I have, up to this point, not advanced the oft stated opinion that abortion is against God’s will. The reason for ignoring this “argument” is simple: It is a matter of religious belief, not any kind of fact. For those women who hold to it, the option of not having that procedure is already there. But for those who do not share that belief let me say this: Whether a human fetus actually develops into a human being is dependent on numerous variables which determine if it lives to be viable and then ultimately delivered into this world.
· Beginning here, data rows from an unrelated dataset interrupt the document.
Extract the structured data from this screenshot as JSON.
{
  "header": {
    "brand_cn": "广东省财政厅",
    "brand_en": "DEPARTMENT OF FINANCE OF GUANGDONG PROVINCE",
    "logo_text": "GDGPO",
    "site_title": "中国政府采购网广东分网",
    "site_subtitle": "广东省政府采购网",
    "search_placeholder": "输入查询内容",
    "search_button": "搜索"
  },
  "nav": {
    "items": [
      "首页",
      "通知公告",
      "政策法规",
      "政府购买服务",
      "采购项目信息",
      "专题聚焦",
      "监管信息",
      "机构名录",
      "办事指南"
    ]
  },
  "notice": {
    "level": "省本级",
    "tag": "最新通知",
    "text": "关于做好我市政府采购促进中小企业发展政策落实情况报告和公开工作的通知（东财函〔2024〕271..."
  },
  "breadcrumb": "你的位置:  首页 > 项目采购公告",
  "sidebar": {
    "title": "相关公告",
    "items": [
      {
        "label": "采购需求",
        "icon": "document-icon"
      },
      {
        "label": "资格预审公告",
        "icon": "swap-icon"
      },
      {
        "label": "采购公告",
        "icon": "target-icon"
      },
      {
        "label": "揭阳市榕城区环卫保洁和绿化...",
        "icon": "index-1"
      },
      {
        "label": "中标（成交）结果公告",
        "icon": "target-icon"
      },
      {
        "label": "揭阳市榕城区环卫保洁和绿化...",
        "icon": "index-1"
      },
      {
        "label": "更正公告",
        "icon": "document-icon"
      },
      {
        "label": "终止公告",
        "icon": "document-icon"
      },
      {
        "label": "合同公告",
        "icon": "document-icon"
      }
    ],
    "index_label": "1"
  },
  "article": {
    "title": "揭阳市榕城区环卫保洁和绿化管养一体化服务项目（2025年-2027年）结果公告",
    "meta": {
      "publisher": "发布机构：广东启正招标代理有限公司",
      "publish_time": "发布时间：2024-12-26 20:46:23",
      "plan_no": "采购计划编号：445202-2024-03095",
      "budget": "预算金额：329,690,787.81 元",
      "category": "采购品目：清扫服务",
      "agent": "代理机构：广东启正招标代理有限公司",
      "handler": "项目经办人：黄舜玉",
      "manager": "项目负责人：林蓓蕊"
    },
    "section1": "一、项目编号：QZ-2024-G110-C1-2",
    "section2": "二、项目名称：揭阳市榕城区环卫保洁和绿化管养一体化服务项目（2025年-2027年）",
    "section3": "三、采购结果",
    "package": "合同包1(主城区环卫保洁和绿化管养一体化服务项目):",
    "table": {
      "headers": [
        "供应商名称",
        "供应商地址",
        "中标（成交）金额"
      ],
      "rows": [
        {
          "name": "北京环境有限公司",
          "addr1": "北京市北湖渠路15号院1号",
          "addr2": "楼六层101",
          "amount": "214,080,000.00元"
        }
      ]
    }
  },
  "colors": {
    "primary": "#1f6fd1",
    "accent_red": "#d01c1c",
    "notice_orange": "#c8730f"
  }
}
Now consider, the rate of miscarriages in the United States alone (among those who know they are pregnant) is 10-20% and may occur up through the first 20 weeks of a pregnancy. If a human being is defined as being formed at conception, the rate of zygote deaths averages 30-50%. If we include in the definition those fertilized eggs that fail to implant, the rate of miscarriages is estimated to be as high as 75%. It seems to me that by the very standards posited by “pro-life” advocates who base their arguments on their interpretation of the will of God, this would make an omnipotent Deity a murderer because He would have caused these deaths to occur.


Of course, this is an opinion, and while it may seem insulting to those who might refuse to see it that way, it is no more offensive than telling a woman who wants to terminate a pregnancy that she is doing evil in God’s eyes. None of us is qualified to speak for the Deity, and nobody has the right to judge what a person’s choices are when she makes them in accordance with her conscience, her doctor, her partner, and her God.